Two cloud certs in a week: AWS Cloud Practitioner + Microsoft AZ-900
May 11, 2026 · Field Notes
I knocked out AWS Certified Cloud Practitioner (CLF-C02) and Microsoft Azure Fundamentals (AZ-900) back-to-back. Foundational-tier on both, which means neither one makes me a cloud engineer. What they do is close a gap I’d been ignoring for too long. Every defensive role I’m interested in assumes you can read an IAM policy without flinching, and “I have a homelab” only carries you so far when the hiring manager says “AWS or Azure?”
Both are vendor-agnostic-adjacent enough that doing them together actually made each easier. The shape of the cloud is the same in both worlds. The vocabulary differs.
Why both, not just one
The honest answer: I don’t know which side of the fence I’ll be on, and I’d rather not be wrong by 50%.
The DoD runs on Azure for most of its commercial cloud workload. Microsoft GCC High, Office 365 GCC High, the whole stack. If I end up in a federal or defense contractor role, Azure is going to be the daily driver more often than not.
But every commercial security tool, every modern SaaS, every detection-engineering tutorial worth reading, every blue-team lab someone shares on GitHub, it’s all AWS. Splunk on EC2. CloudTrail demos. Wazuh in a t3.medium. The commercial security ecosystem is AWS-shaped.
So both. I’ll fight whichever battle the job presents.
What surprised me
The exams test mental models more than memorization. I expected service-name flashcard hell. What I got was scenario questions about shared responsibility, billing, the difference between regions and availability zones, and when you’d reach for which storage class. The IAM questions on the AWS exam were the closest thing to “you need to actually understand this.” Everything else was a sniff test for whether you’ve spent any time in a console.
The shared responsibility model is the single most-tested concept on both exams, and for good reason. Once it clicks, half the security questions answer themselves. The customer is responsible for what’s in the cloud: data, IAM, OS-level patching for IaaS, application logic. The provider is responsible for what runs the cloud: physical hosts, the hypervisor, the network underneath. Where the line sits shifts based on the service model (IaaS vs PaaS vs SaaS), and that boundary is where most cloud breaches live.
AZ-900 is broader than CLF-C02, but shallower.
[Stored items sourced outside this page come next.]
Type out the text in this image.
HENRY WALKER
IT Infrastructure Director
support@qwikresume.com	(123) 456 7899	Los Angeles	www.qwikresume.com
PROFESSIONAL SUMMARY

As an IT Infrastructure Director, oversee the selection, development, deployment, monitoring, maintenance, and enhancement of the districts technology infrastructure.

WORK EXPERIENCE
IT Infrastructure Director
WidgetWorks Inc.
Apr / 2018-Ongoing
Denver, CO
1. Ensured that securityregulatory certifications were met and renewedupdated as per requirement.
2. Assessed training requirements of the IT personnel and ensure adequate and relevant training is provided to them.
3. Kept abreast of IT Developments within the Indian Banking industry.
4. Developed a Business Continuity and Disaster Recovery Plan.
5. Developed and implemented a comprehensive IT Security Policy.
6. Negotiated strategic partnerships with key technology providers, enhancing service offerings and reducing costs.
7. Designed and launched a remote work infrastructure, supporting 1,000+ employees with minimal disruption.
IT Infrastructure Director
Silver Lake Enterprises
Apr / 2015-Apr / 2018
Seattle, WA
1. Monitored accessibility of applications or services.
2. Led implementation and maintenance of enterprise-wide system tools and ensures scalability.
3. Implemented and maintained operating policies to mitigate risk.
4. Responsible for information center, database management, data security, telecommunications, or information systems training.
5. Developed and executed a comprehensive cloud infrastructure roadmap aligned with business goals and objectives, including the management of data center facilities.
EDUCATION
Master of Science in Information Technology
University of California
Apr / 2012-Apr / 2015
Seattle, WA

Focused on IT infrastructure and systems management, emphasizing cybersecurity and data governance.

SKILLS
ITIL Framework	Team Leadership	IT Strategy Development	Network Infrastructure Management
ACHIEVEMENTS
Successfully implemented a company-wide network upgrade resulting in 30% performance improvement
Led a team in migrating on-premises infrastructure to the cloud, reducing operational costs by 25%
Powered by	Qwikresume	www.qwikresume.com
Microsoft tries to cover the whole platform (compute, networking, identity, governance, compliance, cost) in one fundamental exam. AWS keeps the same scope but trims the governance and compliance depth. Took me a minute to recalibrate between them.
What I actually used to study
- AWS: Stephane Maarek’s CLF-C02 course on Udemy. Solid, fast, gets you to a passing score in under 15 hours if you’re already cyber-fluent. Skip the practice exams from random YouTubers and pay for Tutorials Dojo instead.
- Azure: John Savill’s AZ-900 study cram on YouTube. Free, two-and-a-half hours, single video. The man has forgotten more about Azure than most consultants will ever learn. Watched it twice, then took Microsoft’s official practice assessment until I was scoring 90%+.
I budgeted two weekends. It took one and a half.
Where this fits
Sec+ established baseline IAT II compliance. ISC2 CC checks the entry-cert-with-a-letter-in-the-name box. These two cloud certs say “I understand the platform layer below the security tools I want to deploy.” Next up: Azure Security Engineer Associate (AZ-500), then AWS Security Specialty if I’m still trying to keep both stacks current.
Long-term ambition is CISSP, but ISC2 wants five years of experience and I have… not five years of experience. So that’s a 2028 problem.
For anyone in the same spot, late-stage undergrad or new-commission military with Sec+ and not much else: if your roadmap doesn’t include a cloud fundamentals cert, you have a hole the size of half the job market. Fix it before the next interview where someone asks you what Security Hub or Sentinel is and you have to dance.